Dish's new "Flex Pack" begins at $30 a month, not including fees and taxes, while a big cable bundle typically costs about $90.
Dish is not the first cable distributor to sell a smaller basic-cable bundle without ESPN, however.
Comcast has done so for nearly a decade. And Dish's package is similar to Verizon Fios' "Custom TV" when it launched in April 2015. Verizon also made ESPN (and lots of other channels) add-ons to a smaller cable bundle.
Then ESPN sued, and other programmers protested. Custom TV was revamped in February to two core bundles, one sports-focused and one not, with fewer options for groups of channels to add.
Custom TV has "been diluted pretty badly" since those changes, said Craig Moffett of MoffettNathanson Research. Verizon spokesman Ray McConville said the revised version of Custom TV is more popular, and changes were made in response to customer feedback rather than programmer demands. Verizon settled with ESPN in May.

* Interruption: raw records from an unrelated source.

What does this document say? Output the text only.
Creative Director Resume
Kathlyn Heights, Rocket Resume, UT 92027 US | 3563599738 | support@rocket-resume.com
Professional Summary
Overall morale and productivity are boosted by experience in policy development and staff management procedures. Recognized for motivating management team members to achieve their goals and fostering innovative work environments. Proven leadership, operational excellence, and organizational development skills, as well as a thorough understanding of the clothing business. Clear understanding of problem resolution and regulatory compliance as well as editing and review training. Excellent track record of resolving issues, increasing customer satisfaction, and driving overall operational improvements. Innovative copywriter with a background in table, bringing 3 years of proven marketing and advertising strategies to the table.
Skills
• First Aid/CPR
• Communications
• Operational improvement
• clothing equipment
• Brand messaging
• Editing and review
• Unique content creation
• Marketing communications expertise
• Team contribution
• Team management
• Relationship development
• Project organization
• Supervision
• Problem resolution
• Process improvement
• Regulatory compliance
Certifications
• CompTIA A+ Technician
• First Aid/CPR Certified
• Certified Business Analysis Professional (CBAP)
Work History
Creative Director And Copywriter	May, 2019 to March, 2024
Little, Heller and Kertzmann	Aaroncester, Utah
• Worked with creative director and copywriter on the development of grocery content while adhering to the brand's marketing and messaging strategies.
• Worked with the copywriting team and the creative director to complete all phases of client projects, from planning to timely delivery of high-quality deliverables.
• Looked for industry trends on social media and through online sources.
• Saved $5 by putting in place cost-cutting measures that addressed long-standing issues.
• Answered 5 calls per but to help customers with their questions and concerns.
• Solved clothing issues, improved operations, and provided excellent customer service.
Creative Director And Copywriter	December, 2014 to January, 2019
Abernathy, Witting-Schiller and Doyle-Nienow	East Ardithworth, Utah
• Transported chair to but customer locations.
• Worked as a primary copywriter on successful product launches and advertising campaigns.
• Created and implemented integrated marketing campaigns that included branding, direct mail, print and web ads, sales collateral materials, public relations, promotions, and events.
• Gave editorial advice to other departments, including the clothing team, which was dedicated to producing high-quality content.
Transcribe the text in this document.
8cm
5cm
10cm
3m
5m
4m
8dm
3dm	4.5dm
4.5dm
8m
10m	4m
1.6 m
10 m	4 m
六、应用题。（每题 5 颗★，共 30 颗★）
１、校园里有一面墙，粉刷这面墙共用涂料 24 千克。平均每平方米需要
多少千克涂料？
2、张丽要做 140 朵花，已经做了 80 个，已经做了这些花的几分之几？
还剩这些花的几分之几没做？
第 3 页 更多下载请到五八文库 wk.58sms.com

Dish has "a good relationship with ESPN" and let all the programmers know about the new package, said Warren Schlichting, the Englewood, Colorado, company's executive vice president of marketing, programming and media sales. It "takes cooperation on both sides," he said.
An ESPN spokeswoman did not respond to a request for comment.
Moffett said if entertainment companies don't fight Dish, other cable and satellite companies are likely to copy it, meaning savings for lots of TV lovers who don't watch sports.
The Flex package comes as Dish's satellite TV service has been bleeding customers. The traditional TV industry overall has lost about 2 million customers over the past three years, according to research firm SNL Kagan, as online TV alternatives proliferate.
Schlichting said the new Dish bundle is not aimed at cord-cutters or people who have canceled traditional TV. Neither is it meant to compete with Sling, Dish's internet TV package that starts at $20 a month. But it will compete with Dish's existing, bigger bundles and offerings from cable companies and DirecTV.
Dish's Flex package has about 50 popular cable channels, including AMC, home to "The Walking Dead"; channels that show some sports, such as TNT; Food Network; FX; A&E; and CNN. There are eight groups of channels customers can add that cost extra. Local networks such as ABC and CBS cost $10 (they're also available over the air free with an antenna).
Other add-ons include news, sports and children's channels. A DVR costs more, not signing up for autopay means an extra $5, and there are typical taxes that come with cable. Dish said the price of the original bundle stays the same for 2 years. It won't say what the price will be after that.
It's cheaper than Dish's other packages, especially if you get local channels with an antenna. But you have to be fine with missing out on popular channels such as college-focused regional sports networks, ESPN, Fox News or Disney Channel.
If you wanted just those channels, you would have to add a bunch of channel packs that bring the bill to $80, more than Dish's existing bundles. Premium channels such as HBO are also extra.
And then most households still will want fast internet service, which often costs about $40 and higher by itself. That's a disadvantage for Dish, because cable companies give discounts when customers pay for TV and internet together.
Schlichting said Dish Network Corp. would consider the Flex packages successful if "much lower than a majority" of customers choose them. Verizon has said the smaller Custom TV cable bundles make up about 40 percent of Fios TV sales.
"The more successful these sports-less bundles are, the more I think you'll see it replicated by peers," said BTIG analyst Rich Greenfield. That's not good for ESPN, he said, which already has lost millions of subscribers.